Here’s the legal part: you can record anything that isn’t copyrighted. There’s a possibility that I own the copyright to the phrase “Flabatha Wristie” (this is starting to bug me too now), but it’s also possible that you can’t protect a short phrase; in which case Mrs. Vardy is free to sell as many branded meat tenderizers as God sends.

It’s a legal gray area. And legal gray areas turn lawyers into panting cartoon dogs with hash marks in their eyes, drooling over potentially years of incredibly expensive arguing about whether or not a pun is copyrighted. You know how explaining a joke makes it unfunny? Try to have it taken apart for several years by lawyers. I know that’s why I got into comedy!

Part of me is tempted to act. If he continues to appeal, there’s a slim chance Rebekah Vardy could return to the high court. Just imagine! Back to where it all began. I have an agreement in principle that if it ever comes to that, I will dress like Coleen and my wife will sit in the gallery dressed as Wayne.

Many people have urged me to become a lawyer and I understand why; they find it unfair that if you’re rich enough, you can buy whatever you want, whether it’s for sale or not. Frustratingly, our legal system makes it difficult for anyone without deep pockets to fight back.

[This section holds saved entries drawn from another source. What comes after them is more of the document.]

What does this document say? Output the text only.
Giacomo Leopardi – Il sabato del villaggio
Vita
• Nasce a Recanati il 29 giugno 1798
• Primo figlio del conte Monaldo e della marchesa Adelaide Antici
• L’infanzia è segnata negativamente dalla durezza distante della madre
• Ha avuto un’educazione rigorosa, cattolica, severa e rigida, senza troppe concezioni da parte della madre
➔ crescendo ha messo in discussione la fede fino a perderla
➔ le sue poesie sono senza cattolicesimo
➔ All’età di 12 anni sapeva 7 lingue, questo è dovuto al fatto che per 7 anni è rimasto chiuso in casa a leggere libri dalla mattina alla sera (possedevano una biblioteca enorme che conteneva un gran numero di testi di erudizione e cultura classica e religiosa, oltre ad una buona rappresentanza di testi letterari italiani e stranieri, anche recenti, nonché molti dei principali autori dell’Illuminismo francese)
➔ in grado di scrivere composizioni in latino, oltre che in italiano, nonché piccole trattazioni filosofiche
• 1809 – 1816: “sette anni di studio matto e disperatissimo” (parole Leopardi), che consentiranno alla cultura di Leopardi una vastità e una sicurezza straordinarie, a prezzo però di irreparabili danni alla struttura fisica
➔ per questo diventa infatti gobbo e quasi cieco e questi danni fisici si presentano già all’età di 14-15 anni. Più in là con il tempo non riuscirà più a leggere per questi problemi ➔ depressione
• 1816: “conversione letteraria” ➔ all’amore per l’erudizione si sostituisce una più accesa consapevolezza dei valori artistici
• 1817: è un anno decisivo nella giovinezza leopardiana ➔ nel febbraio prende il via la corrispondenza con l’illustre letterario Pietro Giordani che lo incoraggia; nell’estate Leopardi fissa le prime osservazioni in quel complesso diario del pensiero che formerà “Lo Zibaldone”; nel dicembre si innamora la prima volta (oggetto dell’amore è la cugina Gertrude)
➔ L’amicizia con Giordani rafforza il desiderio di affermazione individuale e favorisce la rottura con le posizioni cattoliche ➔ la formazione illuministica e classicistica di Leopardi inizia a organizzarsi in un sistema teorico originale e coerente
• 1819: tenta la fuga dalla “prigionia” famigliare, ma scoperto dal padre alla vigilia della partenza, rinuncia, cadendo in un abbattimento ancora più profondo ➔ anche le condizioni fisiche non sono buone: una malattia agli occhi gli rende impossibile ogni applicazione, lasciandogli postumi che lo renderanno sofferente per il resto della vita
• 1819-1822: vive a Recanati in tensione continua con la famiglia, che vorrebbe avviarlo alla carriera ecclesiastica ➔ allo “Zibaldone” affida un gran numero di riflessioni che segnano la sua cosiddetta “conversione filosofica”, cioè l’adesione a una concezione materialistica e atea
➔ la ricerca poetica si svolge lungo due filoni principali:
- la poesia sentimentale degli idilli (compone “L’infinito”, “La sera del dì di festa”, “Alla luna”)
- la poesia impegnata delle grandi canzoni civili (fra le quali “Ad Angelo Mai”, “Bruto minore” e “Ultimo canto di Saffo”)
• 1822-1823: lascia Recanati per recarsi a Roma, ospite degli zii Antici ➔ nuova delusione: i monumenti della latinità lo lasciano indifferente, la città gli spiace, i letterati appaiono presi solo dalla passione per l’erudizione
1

Related: Yes, I’m the Jester Who Coined ‘Wagatha Christie’ – My Gift to Headline Writers Around the World | Dan Atkinson

There’s a seductive fantasy where I take it to court, go all-out, and win a historic sentence: tubs are banged, gavels are banged, and pranks are let loose on the hills forever. But this isn’t some glamorous, sleazy ITV drama from the 80s, it’s real life. More likely I’ll end up enmeshed in a glutinous legal quagmire about the semantics of a silly pun, and 10 years from now when kids ask, “Why do we live in a tent?” I have to say it’s because Dad spent all his money trying to end the tyranny of the Wagatha branded drinking horns.

Thing is, I never felt like I ever owned “Dragatha Twisty” (the last one, I promise) in the first place. At least he had a life before captivity. It was fun while it lasted.

People who matter will always know the truth: In the decades to come, one of my grandchildren may look at the Wagatha-branded moon base and say, “My grandfather wrote that.”